Overall, I think the record loses my intent attention at about four songs into it. I love the thrashing hard-rock-meets-match-chamber-pop style of ʽWay Too Longʼ; am at least theoretically impres­sed by the dramatic crescendos of ʽDryʼ; and appreciate the schizo-pop (no other term that I can think of) of the multi-part ʽIn God We Trustʼ. From then on, the record does not offer any parti­cularly startling ideas — as unpredictable as the band is in terms of specific ideas, the style stays the same: a big, sprawling sound, more dependent on strings, keyboards, and a powerful rhythm section than on electric guitar, and always pushing «Theatrically Mad Courtney» to the front... nymph, in thy orisons, be all my sins remembered, including the one of getting quite actively bored by the time we get around to the last three songs.

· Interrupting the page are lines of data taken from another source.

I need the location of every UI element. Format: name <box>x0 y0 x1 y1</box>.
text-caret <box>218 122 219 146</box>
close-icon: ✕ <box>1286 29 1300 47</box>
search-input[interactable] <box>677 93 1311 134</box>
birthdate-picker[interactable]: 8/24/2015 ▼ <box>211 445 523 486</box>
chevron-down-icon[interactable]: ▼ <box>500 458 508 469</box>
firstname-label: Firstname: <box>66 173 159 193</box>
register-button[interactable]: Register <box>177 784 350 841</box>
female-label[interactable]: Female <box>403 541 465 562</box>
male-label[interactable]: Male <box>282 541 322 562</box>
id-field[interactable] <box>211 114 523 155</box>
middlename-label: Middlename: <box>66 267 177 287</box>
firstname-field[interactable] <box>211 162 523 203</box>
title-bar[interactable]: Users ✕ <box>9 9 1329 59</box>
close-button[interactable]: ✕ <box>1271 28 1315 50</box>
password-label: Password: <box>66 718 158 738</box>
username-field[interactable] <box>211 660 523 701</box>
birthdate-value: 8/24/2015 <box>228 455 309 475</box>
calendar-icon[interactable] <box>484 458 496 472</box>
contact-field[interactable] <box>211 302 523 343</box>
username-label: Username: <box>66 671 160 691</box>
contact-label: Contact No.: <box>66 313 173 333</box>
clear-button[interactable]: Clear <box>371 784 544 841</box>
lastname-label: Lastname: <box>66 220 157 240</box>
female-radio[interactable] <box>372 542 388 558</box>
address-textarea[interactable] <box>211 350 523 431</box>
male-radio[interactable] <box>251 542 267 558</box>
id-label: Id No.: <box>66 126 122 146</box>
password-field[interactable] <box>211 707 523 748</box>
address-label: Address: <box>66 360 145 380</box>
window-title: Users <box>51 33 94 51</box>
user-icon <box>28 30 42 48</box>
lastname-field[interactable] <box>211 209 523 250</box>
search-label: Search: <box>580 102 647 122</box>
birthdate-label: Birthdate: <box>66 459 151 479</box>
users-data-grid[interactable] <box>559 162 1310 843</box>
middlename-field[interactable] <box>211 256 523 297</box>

Still, if you think that it all points to a thumbs down rating, you could not be more mistaken, because, for all their flaws, Bent Knee have almost succeeded here in inventing a new musical genre — call it anti-post-rock, if you wish, because they take all the atmospheric trappings of post-rock, inject them with a new sense of dynamics, yet instead of returning to the «pre-post-rock» era, actually move one step forward. I am still not sure if this is necessarily a good, working thing, and the band has not made enough of an impression on the world to make their example infectious anyway... but, love it or not, this is an outstanding achievement for 2014, and fully deserving of an intellectually respectful thumbs up.

1 comment:

  1. I loved their take on You Are My Sunshine, almost more than the original tracks on the album. With that being said, for all her talent, Courtney Swain still has to grow a lot as a singer. A song like I'm Still Here exposes her lack of phrasing and the attack is also too harsh for that kind of song. At the same time, I guess, most of the 'grit'(like the last verse of You Are My Sunshine) is actually a sound enhancement by their expert producer? So it's like she's neither here or there. Is she a top notch hard rock singer like Beth Hart? No. Nor as good at serene balladry as the Annies and the Agnethas and the Karens. Wait, I don't even think she is as good a singer, in the sense of getting you to connect with the words, as Fiona Apple who certainly doesn't have her seemingly volcanic range. But Fiona knows how to sing a phrase, Courtney is still singing melodies. Of course, Fiona is also an incredibly witty lyricist so that helps.

    I THINK the musicians are actually quite talented but they want to place a talented vocalist like Courtney Swain at the center of their sound which is understandable. It did work (for me) on this album. Not so much on the ones that have followed.